Vanguarda do turismo

A evolução de Vitória no Brasil foi mais lenta e custosa. Na época, a empresária ainda cuidava dos cinco filhos. Somente em 1997 ela criou um acampamento na sua propriedade para oferecer passeios pelo sul da Amazônia. Não teve lucro por muito tempo e viu seu negócio ser rotulado como “marketing missionário”.

Luis Gomes
Vista noturna do bangalô Cristalino Lodge

Ela precisou abrir uma agência de turismo para negociar seus próprios pacotes de viagem, porque ninguém queria trabalhar com o produto. “Provavelmente por desacreditar no modelo ou por não ver público. Antes, os brasileiros não queriam ir, os aviões­ eram velhos e as instalações, simples.” Formado de início por estruturas modestas de tendas, só em 2005 o Cristalino Lodge começou a ganhar a cara que tem hoje, com a construção de bangalôs.

O primeiro público do hotel foram os estrangeiros, sobretudo observadores de aves vindos dos Estados Unidos, país onde seus pacotes eram comercializados. “Quando recebemos o ornitólogo Theodore Parker, descobriu-se que na região era possível avistar 1/3 de todas as espécies de aves do Brasil. As aves são um forte indicativo de biodiversidade”, diz Vitória.

Samuel Melim
Imagens do Cristalino Lodge, no sul da Amazônia: o hotel foi frequentado no início sobretudo por observadores de pássaros vindos dos EUA

Para os fazendeiros instalados na região, o negócio do ecoturismo não caiu bem. “Fui hostilizada por muito tempo. Eles não gostavam porque eu chamava atenção para a área e ia contra essa cultura de que é preciso destruir para desenvolver”, conta Vitória. Depois de 2008, quando o hotel começou a receber vários reconhecimentos – prêmios de melhor e mais autêntico lodge do mundo – é que um dos seus maiores críticos deu a mão à palmatória. “Você estava 20 anos à nossa frente”, lembra ela.

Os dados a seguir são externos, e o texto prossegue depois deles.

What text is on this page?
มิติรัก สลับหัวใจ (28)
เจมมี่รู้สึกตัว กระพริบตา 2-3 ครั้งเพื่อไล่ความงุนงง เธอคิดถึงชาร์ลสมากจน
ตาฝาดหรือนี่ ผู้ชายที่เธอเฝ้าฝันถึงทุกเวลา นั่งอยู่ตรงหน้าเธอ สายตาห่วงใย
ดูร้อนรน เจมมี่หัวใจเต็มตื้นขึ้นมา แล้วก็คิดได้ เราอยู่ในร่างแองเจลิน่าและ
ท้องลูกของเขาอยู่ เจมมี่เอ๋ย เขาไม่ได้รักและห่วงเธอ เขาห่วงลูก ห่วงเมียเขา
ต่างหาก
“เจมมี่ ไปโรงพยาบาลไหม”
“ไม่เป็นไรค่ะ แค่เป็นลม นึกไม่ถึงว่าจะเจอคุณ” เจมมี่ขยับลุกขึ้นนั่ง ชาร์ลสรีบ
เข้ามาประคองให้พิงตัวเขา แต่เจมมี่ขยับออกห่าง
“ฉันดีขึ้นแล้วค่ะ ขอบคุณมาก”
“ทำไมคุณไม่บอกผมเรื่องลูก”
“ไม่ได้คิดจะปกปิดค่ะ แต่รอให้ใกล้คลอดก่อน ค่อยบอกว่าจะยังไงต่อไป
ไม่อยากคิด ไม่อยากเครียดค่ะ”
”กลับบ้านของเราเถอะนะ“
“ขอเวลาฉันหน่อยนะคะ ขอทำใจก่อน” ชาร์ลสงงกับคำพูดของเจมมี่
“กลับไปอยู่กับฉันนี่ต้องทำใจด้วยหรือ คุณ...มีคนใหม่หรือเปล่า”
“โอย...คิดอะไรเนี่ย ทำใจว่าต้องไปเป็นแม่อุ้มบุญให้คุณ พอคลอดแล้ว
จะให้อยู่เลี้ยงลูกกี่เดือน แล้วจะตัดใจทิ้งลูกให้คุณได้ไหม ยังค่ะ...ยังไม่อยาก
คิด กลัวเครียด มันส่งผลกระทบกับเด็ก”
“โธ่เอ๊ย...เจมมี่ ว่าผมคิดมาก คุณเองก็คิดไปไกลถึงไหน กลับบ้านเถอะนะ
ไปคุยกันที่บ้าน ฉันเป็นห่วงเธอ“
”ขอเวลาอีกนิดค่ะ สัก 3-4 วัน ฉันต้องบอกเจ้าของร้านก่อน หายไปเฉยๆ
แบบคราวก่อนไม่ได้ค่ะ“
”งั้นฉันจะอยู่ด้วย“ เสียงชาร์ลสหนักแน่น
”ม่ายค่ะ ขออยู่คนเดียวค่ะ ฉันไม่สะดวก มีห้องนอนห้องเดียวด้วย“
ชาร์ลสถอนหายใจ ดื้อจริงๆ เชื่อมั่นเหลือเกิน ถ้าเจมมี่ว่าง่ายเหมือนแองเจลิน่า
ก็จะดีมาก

Hoje com 71 anos, Vitória possui quase 11 mil hectares, 7 mil dos quais transformou em Reserva Particular do Patrimônio Natural (RPPN) – o que significa uma unidade de conservação criada voluntariamente pelo proprietário. No seu currículo, a empresária tem ainda a conversão de alguns garimpeiros em guias locais e a catequização de muitos hóspedes sobre o que realmente significa ser ecológico, como indivíduo e como empresa.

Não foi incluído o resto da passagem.